Lindsey Jacobellis claimed the first gold medal for the United States at the 2022 Winter Olympics in Beijing when she won the snowboard cross final on Wednesday and finally found redemption after a career-defining fail at the Turin Games 16 years ago.
Jacobellis was within a few feet of winning the event in 2006 — the first time it was in the Olympics — when she threw in a showboating trick trying to grab her board, only to fall and get overtaken at the line.
She failed to medal again in the next three Olympics despite an astonishing 10 X-Games and five world individual titles to her name.
But on Wednesday, Jacobellis put on a dominant display, speeding past her competitors in the final, made all the sweeter as it secured the first U.S. gold of the Games.
Jacobellis said the experience in Turin made her more eager to continue competing.
“I have definitely put 2006 in the past and have done a lot of soul-searching to realize that moment doesn’t define me as an athlete and as an individual,” she said, adding that she had spent the past two decades shaping the sport for women.
Speaking to journalists near the finish line, Jacobellis acknowledge she had been under enormous pressure as a young athlete and had begun disliking the sport, adding that she may have quit entirely had she not fumbled the finish in Turin.

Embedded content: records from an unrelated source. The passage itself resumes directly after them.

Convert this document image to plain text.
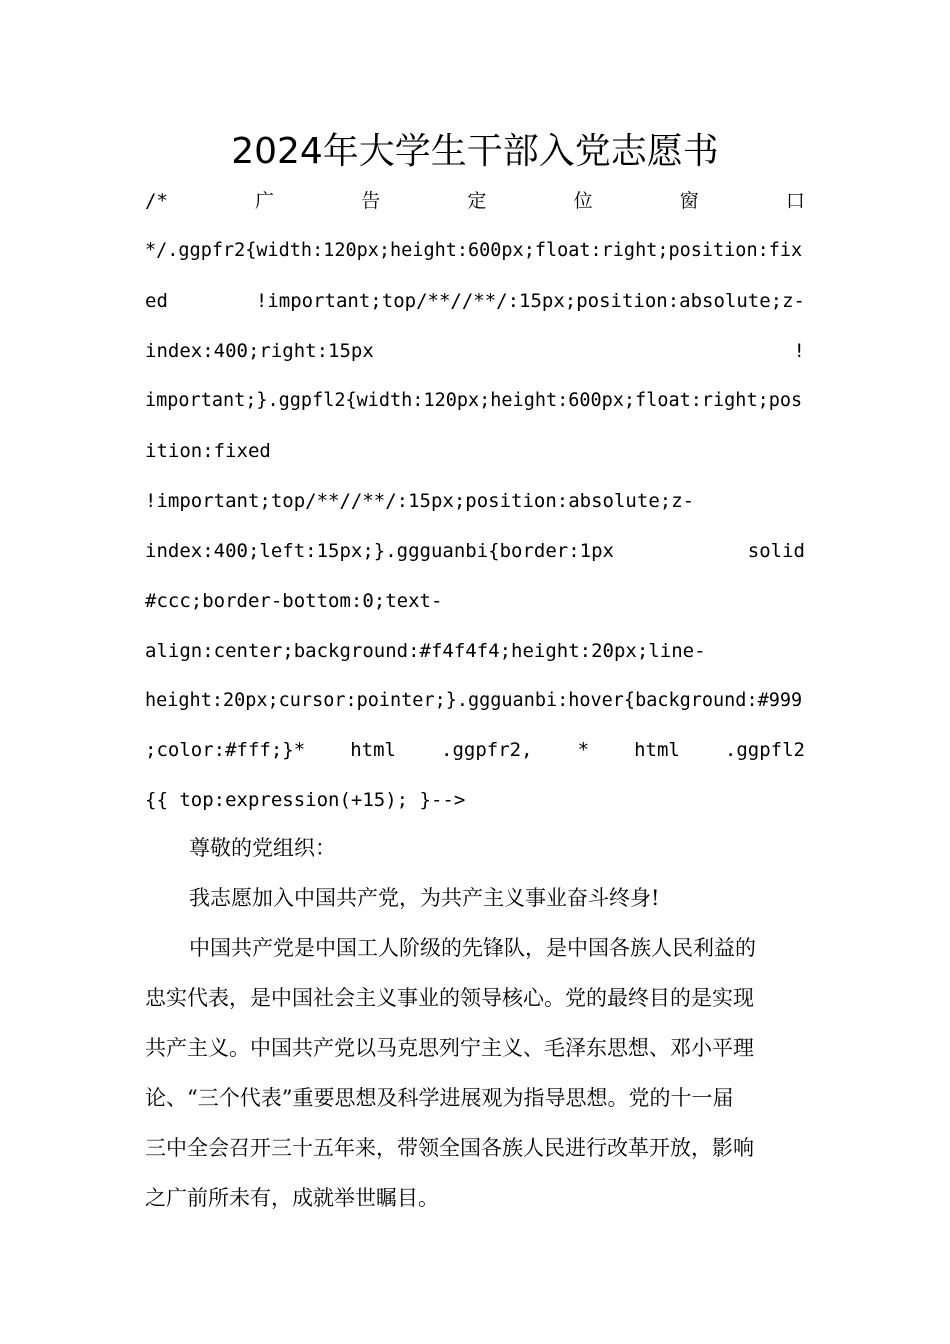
2024年大学生干部入党志愿书
/*	广	告	定	位	窗	口
*/.ggpfr2{width:120px;height:600px;float:right;position:fix
ed	!important;top/**//**/:15px;position:absolute;z-
index:400;right:15px	!
important;}.ggpfl2{width:120px;height:600px;float:right;pos
ition:fixed
!important;top/**//**/:15px;position:absolute;z-
index:400;left:15px;}.ggguanbi{border:1px	solid
#ccc;border-bottom:0;text-
align:center;background:#f4f4f4;height:20px;line-
height:20px;cursor:pointer;}.ggguanbi:hover{background:#999
;color:#fff;}* html .ggpfr2, * html .ggpfl2
{{ top:expression(+15); }-->
尊敬的党组织：
我志愿加入中国共产党，为共产主义事业奋斗终身!
中国共产党是中国工人阶级的先锋队，是中国各族人民利益的
忠实代表，是中国社会主义事业的领导核心。党的最终目的是实现
共产主义。中国共产党以马克思列宁主义、毛泽东思想、邓小平理
论、“三个代表”重要思想及科学进展观为指导思想。党的十一届
三中全会召开三十五年来，带领全国各族人民进行改革开放，影响
之广前所未有，成就举世瞩目。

“It kept me hungry and kept me fighting for the gold,” she said.
The American always looked in command of Wednesday’s final but, as she knows better than anyone, nothing is settled until you cross the line.
“I wasn’t 100% sure but I wasn’t seeing anyone in my peripheral so I was confident when I crossed,” she said. “It really seemed like an unbelievable moment, it didn’t seem real at the time.
Chloe Trespeuch of France, another veteran at 37, took the silver and the bronze went to Meryeta O’Dine of Canada — both of whom were quick to share Jacobellis’ joy.
“When she crashed before the line (in 2006) it was really hard for her,” Trespeuch said, adding that the American was an inspiration for many in the sport.
Wednesday also served as a satisfying return for O’Dine, who suffered a concussion in a crash during practice and withdrew from the Pyeongchang Games four years ago, another reason why she felt able to empathize with Jacobellis.
“That (2006 run) is a very famous story in snowboard cross and to see her come home with the gold… it’s honestly really cool to see,” O’Dine said.
Australian Belle Brockoff, who finished fourth in the final, said she grew up idolizing Jacobellis and remembered watching the moment it fell apart for the American during the 2006 Games.
“For her to keep coming out and not give up is pretty inspirational,” she said.
Charlotte Bankes, the World Cup leader with three wins this season, had been expected to challenge for Britain’s first medal of the Games but crashed out of contention in the quarter-finals.